Approaching the sheep station (c. 6,000 ft). Just before the shack there is a gate saying "No Trespassing" with ownership by the Bishop Estates and Kamehamahama School District" which might seem to bar further access. But there is a parallel road that bypasses this gate so you can always claim you didn't see the sign. There seem to be no shortage of signs trying to keep you out of the area but they're all a bit run down. And then there is the bigger issue of the long and undeniable disintegration of access rights for Hawaiians over the years. In this regard, it is conjectured that no one really heeds all these signs anyway. But I do leave that judgment to you. March 3, 2007.

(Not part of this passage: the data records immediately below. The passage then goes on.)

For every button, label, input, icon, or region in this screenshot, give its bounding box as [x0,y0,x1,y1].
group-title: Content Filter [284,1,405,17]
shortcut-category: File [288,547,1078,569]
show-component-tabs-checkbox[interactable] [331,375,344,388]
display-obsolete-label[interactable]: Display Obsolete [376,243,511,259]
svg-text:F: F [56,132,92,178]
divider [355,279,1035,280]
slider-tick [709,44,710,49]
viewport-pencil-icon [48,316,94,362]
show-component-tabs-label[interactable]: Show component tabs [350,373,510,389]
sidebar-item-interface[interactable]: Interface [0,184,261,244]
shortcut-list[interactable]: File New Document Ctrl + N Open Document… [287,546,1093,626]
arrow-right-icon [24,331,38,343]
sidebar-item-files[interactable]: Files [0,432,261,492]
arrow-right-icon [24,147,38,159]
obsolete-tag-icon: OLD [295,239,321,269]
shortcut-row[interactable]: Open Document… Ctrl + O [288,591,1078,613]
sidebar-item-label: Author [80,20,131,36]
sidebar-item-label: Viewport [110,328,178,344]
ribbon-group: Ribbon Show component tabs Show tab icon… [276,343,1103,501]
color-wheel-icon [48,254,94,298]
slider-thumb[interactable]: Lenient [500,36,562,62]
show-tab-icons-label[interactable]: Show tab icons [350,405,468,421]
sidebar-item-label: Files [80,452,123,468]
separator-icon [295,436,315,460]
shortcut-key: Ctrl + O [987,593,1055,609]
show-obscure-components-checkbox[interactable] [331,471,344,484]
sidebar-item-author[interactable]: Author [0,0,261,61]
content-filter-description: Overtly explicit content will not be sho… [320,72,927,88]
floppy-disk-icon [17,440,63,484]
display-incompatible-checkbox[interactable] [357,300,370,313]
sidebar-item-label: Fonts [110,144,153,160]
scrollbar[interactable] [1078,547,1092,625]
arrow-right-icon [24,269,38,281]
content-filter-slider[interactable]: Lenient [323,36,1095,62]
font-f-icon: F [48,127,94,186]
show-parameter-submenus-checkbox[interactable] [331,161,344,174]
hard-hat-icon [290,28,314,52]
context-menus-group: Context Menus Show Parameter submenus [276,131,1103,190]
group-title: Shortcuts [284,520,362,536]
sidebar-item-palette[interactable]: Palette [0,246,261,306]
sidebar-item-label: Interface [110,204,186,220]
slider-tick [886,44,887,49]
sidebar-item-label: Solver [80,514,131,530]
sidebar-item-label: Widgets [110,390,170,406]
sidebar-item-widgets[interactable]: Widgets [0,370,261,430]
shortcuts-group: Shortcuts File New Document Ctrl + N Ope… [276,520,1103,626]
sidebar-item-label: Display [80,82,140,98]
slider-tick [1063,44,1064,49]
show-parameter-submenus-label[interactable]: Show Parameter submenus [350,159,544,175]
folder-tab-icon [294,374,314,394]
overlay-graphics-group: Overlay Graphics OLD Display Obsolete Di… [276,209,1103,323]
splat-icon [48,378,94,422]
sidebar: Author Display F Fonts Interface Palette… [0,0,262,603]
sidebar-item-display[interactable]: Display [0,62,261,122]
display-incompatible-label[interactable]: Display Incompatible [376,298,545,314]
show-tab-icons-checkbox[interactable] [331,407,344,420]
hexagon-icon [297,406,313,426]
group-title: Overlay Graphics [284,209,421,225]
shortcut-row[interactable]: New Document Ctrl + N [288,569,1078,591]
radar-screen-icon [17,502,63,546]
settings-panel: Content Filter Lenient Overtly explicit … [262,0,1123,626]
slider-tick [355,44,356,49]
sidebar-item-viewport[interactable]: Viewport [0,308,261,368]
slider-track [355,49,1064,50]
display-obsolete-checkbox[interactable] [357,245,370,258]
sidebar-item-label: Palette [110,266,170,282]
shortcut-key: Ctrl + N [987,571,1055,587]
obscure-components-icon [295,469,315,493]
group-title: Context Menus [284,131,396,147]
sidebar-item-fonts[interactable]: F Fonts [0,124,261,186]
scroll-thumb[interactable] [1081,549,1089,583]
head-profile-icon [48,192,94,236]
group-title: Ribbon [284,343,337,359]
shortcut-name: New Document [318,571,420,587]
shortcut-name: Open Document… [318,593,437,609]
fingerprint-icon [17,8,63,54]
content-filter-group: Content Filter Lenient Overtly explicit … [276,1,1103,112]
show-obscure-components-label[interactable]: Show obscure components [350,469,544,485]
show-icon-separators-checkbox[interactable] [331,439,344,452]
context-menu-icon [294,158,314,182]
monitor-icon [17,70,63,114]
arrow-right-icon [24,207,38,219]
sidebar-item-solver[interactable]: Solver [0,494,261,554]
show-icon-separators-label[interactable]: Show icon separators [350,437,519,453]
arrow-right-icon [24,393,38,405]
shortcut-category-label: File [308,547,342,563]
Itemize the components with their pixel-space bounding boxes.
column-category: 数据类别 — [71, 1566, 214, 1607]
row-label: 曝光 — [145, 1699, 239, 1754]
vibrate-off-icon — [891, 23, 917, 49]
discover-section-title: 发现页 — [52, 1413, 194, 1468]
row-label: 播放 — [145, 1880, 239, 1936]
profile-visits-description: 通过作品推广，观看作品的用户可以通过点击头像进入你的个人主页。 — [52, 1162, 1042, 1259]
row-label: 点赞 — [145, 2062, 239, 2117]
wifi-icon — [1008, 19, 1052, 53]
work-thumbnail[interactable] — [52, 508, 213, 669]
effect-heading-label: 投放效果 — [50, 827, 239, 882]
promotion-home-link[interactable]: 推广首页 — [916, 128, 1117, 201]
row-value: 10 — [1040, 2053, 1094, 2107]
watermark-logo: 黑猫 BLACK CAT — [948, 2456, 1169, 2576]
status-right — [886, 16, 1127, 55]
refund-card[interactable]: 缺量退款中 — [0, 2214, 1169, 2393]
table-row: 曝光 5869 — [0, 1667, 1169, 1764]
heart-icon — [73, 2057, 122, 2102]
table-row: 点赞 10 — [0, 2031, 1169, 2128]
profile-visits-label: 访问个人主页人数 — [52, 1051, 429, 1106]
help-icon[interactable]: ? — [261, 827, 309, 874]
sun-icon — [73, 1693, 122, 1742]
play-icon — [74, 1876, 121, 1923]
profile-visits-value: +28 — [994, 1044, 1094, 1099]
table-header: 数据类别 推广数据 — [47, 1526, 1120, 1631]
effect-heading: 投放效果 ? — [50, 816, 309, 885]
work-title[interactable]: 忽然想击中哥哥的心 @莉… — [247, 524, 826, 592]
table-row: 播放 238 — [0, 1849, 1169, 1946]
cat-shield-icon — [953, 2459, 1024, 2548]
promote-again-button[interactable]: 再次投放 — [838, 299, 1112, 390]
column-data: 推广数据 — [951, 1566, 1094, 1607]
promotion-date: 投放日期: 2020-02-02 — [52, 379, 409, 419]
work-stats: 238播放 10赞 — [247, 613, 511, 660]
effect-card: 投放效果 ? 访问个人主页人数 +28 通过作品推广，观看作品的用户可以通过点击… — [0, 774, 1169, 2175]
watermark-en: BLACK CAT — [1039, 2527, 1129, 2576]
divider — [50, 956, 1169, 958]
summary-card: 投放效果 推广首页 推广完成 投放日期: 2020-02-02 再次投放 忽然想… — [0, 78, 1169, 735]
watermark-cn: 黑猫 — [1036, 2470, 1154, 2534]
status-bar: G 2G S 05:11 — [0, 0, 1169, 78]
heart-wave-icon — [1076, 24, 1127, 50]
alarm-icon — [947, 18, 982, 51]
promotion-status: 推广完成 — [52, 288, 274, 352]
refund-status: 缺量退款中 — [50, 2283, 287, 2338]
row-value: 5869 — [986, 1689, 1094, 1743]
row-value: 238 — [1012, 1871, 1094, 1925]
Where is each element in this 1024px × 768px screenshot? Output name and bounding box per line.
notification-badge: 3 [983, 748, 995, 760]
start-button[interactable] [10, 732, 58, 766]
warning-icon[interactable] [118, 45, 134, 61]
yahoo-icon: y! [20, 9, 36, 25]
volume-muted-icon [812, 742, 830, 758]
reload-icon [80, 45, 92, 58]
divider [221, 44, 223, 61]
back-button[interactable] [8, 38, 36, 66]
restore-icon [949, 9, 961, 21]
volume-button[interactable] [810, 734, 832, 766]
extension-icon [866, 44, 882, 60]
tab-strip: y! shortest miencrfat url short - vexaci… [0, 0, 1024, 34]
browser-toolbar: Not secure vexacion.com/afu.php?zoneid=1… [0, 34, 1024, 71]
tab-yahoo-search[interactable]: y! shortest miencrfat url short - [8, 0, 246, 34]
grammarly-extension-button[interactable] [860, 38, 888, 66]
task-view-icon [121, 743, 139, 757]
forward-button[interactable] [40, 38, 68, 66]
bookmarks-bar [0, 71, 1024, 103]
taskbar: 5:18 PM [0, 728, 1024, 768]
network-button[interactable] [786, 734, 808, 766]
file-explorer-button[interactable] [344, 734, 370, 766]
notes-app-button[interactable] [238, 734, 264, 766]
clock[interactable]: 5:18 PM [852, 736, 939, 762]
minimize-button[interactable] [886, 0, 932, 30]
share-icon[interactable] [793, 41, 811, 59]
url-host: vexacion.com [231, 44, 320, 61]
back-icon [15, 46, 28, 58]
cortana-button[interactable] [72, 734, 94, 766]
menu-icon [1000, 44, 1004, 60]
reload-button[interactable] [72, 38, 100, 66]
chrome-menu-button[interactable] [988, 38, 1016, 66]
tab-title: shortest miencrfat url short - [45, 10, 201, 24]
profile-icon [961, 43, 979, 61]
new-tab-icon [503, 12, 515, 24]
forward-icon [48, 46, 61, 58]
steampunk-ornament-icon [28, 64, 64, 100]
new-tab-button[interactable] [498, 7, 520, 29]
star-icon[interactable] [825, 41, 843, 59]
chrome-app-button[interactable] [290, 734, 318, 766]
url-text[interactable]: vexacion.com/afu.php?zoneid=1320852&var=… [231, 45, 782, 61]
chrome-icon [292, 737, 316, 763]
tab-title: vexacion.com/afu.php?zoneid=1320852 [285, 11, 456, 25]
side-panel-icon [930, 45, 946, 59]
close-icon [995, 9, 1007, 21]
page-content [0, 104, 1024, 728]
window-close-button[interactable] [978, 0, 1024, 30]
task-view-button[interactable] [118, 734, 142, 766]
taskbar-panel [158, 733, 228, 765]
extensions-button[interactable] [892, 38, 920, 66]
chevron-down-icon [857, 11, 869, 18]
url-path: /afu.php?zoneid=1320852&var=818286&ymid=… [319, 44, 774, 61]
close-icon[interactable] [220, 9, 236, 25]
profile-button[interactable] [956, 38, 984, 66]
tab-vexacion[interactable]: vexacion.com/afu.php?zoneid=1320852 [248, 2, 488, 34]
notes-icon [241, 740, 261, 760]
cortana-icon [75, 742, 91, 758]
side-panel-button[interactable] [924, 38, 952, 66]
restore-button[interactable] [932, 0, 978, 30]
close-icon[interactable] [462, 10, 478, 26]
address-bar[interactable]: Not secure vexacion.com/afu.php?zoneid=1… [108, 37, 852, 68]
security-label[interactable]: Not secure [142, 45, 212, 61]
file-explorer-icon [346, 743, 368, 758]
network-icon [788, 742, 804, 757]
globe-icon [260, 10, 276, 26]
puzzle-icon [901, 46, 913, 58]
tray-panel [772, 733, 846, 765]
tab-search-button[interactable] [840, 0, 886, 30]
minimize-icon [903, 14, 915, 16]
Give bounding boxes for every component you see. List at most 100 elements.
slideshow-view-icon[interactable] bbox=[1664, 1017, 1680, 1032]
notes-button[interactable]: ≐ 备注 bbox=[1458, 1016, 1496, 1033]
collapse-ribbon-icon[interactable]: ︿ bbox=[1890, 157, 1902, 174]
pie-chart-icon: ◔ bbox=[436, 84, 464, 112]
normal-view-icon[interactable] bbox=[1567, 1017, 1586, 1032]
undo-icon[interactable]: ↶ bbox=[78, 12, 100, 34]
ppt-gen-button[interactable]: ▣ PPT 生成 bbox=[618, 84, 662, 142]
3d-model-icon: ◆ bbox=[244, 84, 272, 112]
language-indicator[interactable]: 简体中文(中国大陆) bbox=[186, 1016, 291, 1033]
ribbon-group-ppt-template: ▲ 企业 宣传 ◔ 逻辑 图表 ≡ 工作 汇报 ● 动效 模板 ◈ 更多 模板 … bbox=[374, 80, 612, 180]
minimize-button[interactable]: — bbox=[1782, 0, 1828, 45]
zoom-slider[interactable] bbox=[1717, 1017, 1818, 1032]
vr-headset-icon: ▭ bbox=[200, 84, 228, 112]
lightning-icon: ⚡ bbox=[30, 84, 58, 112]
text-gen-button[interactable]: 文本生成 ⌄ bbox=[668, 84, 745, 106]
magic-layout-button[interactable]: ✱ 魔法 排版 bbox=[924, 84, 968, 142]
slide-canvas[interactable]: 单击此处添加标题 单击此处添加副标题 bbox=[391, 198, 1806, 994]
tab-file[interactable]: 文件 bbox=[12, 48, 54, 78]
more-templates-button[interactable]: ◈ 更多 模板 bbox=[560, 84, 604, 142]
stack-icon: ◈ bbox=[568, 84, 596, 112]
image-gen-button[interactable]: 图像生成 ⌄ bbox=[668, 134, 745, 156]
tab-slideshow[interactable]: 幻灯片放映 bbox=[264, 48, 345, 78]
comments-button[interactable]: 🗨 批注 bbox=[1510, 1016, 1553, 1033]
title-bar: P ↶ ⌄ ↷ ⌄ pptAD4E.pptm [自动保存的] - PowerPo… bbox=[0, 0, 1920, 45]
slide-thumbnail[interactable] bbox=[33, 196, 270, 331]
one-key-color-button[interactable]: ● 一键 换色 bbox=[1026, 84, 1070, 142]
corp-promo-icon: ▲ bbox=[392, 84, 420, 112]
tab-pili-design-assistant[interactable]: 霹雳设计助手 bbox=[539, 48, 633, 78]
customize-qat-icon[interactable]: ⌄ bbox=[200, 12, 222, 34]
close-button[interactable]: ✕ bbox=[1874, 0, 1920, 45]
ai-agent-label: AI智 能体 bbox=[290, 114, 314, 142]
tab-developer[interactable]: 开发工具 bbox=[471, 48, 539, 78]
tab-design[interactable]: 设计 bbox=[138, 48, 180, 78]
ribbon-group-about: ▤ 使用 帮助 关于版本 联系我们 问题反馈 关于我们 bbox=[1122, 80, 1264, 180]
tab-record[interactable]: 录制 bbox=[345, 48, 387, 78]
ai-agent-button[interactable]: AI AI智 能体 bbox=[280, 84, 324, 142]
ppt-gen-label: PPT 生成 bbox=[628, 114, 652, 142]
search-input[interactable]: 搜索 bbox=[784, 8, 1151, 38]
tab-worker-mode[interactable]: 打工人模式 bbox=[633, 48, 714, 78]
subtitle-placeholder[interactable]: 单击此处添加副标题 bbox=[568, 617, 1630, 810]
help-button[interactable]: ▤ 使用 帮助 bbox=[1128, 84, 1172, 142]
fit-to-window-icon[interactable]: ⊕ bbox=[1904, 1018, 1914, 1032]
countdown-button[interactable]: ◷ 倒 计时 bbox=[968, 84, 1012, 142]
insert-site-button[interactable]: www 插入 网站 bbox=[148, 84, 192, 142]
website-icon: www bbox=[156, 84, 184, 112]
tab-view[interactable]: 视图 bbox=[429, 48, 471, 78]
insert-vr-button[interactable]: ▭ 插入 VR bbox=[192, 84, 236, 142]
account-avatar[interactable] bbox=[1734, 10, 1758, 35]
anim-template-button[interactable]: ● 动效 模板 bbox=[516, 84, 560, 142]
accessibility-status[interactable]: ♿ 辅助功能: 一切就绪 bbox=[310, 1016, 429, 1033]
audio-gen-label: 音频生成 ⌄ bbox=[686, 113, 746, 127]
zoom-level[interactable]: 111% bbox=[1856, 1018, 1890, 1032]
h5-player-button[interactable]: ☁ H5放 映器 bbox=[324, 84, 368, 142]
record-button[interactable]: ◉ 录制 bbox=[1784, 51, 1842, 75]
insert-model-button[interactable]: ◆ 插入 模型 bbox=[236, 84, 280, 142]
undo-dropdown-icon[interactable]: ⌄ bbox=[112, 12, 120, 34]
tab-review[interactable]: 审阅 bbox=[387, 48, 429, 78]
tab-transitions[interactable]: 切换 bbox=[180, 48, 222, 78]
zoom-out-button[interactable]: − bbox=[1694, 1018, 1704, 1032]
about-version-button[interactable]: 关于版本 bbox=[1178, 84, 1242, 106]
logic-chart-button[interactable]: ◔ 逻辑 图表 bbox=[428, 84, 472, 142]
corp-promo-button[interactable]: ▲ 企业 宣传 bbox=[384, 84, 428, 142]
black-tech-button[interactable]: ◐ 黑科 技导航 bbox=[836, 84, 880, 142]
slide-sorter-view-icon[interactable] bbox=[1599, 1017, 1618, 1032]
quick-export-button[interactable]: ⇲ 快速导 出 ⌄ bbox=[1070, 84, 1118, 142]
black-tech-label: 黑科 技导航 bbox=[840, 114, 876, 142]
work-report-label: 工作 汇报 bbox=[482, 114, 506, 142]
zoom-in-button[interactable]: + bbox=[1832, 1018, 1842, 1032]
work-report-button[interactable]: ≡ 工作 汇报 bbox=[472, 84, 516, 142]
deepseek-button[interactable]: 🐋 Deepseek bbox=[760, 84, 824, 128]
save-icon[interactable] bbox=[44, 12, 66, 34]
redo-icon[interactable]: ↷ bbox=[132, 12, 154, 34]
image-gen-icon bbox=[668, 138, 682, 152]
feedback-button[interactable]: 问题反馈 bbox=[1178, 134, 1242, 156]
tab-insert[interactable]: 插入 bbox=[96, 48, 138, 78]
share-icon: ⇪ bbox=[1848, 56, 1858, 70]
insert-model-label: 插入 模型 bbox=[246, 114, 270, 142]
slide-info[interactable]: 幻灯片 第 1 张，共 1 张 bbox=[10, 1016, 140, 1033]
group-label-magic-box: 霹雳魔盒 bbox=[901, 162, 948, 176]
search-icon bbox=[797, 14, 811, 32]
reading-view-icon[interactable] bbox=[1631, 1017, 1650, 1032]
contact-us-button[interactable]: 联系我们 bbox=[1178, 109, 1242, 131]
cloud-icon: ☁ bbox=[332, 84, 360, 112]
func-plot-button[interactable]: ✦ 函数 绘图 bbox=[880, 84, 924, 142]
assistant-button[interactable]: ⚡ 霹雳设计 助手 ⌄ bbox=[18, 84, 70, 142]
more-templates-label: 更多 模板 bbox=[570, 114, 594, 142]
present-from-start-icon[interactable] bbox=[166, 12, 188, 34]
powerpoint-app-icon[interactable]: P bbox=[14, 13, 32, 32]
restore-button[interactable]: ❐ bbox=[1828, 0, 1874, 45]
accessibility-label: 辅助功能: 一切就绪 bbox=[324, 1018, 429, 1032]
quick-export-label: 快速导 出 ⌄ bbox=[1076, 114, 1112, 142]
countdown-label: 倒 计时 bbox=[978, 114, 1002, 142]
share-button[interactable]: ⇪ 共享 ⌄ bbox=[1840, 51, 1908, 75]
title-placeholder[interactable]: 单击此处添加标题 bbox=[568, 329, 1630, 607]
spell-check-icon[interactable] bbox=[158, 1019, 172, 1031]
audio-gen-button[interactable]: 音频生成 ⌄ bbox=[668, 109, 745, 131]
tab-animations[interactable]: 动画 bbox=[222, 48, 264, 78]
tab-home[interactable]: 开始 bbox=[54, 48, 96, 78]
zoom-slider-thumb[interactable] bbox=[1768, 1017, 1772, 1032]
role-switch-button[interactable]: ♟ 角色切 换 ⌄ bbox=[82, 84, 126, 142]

The grove of trees on the right is a (failed?) "tree, grass, and legume" experimental forest undertaken by the Bishop Estate. There are a few other such experimaents higher up the mountain. They were all abandoned experiments, as far as we could tell. One forest is of fragrant eucalyptus, though.
In his wonderful book "Hawaii: The Big Island Revealed," Andrew Doughty says this about the Bishop Estate: "Unfortunately [Hualalai] is all owned by Bishop Estate, which routinely denies access to the public. (Bishop Estate is a trust set up in the 1800s to help Hawai'i's kids. It has grown to where it now owns 11% of the state and has astonishing power. Many of the houses you see on the island are actually on Bishop land leased for several decades by individuals.)"
Apparently, what's good for the kids isn't good for the parents of the kids or anybody else for that matter. My best advice for you if you want to climb Hualalai is to be a bad bad bad boy. Or be an errant paraglider.